Did you know that more than 700,000 small businesses “fail” every year?  That might scare you, but it shouldn’t.  There are really two reasons why so many startup businesses fail:

  1. They haven’t focused on a specific customer
  2. They haven’t defined an offer that their ideal customer wants to buy.

In this article, I’m going to show you how to avoid these two craters of failure and get your startup on the road to success.image

When you look closely at the two reasons startups fail, you’ll notice that these are really rooted in some basic market and customer research.  The good news is that you don’t need to spend thousands of dollars to figure these two out, but you will need to spend some quality time thinking through the process I’m going to share with you.  Yes, it’s going to seem a little tedious, but trust me, the time and effort will be well worth it.

  1. Write down your idea or concept for your startup — follow this easy outline.
    • Who is your ideal customer? One of my favorite hacks for answering this question is to think about who needs your product or service THE MOST? What group of customers is SO BAD at what you offer that they would jump at the chance to work with you?  Let’s say your startup idea was a financial services company.  Now, who might have lots of money to manage, but be terrible at it? What about musicians and artists?
    • What is the problem they are trying to solve?  This is where you dig into your target customers’ pain points; they love what they do but don’t enjoy or care about managing money – and they want to make sure that their money is well-invested for when their “performing” days are over.
    • How do they perceive their problem is solved?  Here is where you list all of the ways your target customer might solve this problem; talk to a family member, work with a local financial planner, etc.
    • How does the industry believe their problem is solved?  This is your opportunity to really connect with the customer by listing everything they may have seen or heard about what to do.  What is the prevailing wisdom about financial planning?  What does the competition say?
    • How do YOU believe this problem is solved?  This is your opportunity to set yourself apart and make yourself the obvious choice for this customer.  Make a list of all the specific ways you service this specific audience.  Trust me – no one does this.
  2. How do you plan to make money from this?  This is where you outline the specific offers that you have for your target customer.  One easy way to develop an offer is to :
    • Make an a la carte list of specific products or services that you’re going to offer.
    • Then attach a “List Price” to this offer.  Your list price is going to be the highest price you ever hope to charge for this thing.  You can always give discounts, but this is the highest price they will pay.
    • Create packages and bundles at different levels.  Now you can start mixing and matching different elements of your offer into easy to choose packages.
  3. Google your customer’s problem.  Take the problem you identified that your ideal customer suffers from and start doing some online research; Who are the people that are complaining the most?

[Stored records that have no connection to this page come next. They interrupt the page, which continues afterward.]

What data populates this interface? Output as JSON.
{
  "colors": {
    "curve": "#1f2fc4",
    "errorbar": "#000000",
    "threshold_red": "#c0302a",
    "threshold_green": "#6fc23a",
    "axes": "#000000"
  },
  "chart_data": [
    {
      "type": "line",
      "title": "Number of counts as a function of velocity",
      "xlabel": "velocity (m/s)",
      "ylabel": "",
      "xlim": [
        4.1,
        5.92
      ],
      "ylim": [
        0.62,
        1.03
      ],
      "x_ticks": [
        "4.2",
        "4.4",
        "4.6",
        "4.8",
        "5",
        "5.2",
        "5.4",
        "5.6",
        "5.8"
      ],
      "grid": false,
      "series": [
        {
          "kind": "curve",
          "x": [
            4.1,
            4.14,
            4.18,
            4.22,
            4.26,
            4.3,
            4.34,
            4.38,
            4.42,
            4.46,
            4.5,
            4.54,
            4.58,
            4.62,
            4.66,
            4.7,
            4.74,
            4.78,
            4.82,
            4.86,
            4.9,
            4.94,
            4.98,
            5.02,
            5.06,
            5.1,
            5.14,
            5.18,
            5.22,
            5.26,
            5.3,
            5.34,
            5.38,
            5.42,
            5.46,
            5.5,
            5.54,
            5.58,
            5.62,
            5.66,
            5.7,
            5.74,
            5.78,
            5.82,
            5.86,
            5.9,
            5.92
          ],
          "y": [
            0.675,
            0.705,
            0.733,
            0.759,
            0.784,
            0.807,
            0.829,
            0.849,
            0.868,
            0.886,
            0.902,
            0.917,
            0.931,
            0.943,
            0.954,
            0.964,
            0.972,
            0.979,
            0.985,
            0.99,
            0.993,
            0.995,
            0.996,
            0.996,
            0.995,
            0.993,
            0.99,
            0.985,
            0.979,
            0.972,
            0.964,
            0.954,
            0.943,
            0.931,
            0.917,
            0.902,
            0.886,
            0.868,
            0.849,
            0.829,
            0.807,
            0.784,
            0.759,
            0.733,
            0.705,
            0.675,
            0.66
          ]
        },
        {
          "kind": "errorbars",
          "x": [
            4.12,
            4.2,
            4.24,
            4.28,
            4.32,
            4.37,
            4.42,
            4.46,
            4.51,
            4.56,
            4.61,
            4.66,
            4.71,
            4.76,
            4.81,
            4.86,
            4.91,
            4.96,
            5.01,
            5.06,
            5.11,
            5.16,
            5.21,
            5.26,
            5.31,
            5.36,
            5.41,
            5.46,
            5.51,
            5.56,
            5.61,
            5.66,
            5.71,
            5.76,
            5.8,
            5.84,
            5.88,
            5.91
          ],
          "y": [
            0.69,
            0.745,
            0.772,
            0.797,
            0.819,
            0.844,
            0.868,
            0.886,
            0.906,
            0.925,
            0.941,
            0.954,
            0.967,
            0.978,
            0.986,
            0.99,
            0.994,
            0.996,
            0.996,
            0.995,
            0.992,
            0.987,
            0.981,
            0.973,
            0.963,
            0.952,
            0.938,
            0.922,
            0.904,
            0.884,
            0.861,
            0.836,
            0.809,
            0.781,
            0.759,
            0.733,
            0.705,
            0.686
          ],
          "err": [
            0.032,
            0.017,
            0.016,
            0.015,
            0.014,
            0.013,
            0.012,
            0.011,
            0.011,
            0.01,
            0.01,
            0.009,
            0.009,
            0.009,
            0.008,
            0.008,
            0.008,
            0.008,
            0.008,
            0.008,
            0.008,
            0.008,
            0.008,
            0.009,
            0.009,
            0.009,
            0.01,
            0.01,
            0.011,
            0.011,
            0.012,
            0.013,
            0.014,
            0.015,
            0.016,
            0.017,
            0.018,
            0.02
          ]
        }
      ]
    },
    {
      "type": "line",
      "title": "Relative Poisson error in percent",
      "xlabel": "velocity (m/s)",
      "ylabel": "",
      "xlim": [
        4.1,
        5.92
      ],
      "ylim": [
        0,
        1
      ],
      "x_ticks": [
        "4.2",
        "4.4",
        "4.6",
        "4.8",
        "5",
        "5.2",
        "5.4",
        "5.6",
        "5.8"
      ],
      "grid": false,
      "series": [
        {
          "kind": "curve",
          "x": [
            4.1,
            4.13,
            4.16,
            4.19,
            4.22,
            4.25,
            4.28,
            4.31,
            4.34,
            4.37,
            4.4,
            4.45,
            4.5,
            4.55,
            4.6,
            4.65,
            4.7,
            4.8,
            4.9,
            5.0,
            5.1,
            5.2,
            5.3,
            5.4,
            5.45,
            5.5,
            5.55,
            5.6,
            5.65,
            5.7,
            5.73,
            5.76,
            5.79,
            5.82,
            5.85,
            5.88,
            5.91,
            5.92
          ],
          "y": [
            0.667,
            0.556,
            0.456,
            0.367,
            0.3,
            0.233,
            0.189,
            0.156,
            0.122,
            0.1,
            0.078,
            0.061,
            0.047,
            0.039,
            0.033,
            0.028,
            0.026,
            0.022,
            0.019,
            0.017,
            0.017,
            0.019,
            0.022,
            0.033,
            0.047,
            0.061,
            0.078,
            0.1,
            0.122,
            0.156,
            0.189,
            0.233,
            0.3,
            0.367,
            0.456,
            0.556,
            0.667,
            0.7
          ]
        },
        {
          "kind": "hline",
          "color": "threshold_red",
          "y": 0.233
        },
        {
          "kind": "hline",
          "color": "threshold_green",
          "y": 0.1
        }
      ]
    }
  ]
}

Why are they complaining?  This bit of secondary research will help you hone in on exactly the customer you should go after.
  4. Find and participate in  LinkedIn and Facebook groups where your ideal customers congregate.  Engage with them and identify exactly what their issues are.
  5. Do some competitive research.  Your goal should be to see A LOT of competition, a lot of options.  This tells you that there is interest in your idea or topic area.
    • Google your idea and see what competitors pop up.
    • Search Amazon.com for books on your topic or idea.  Browse for the best selling books on your topic.  You want to focus on topics with a “best sellers rank” lower than #20,000
  6. Create polls and short surveys to share on social media.  QuestionPro makes it super easy to share your surveys on social media.  Take the time to create a series of questions based on your research and collect feedback from the groups and forums that you participate in.
  7. Run informal focus groups using Google Hangouts On Air.  Google Hangouts On Air are a wonderful way to engage with potential customers and dig deeper into their needs, wants, frustrations and challenges.  All you need is a Google account to set one up.  Then invite your community and discuss your idea.

At this point, you will not only have enough information and data to prove out your idea, you may also have recruited some ideal customers in the process.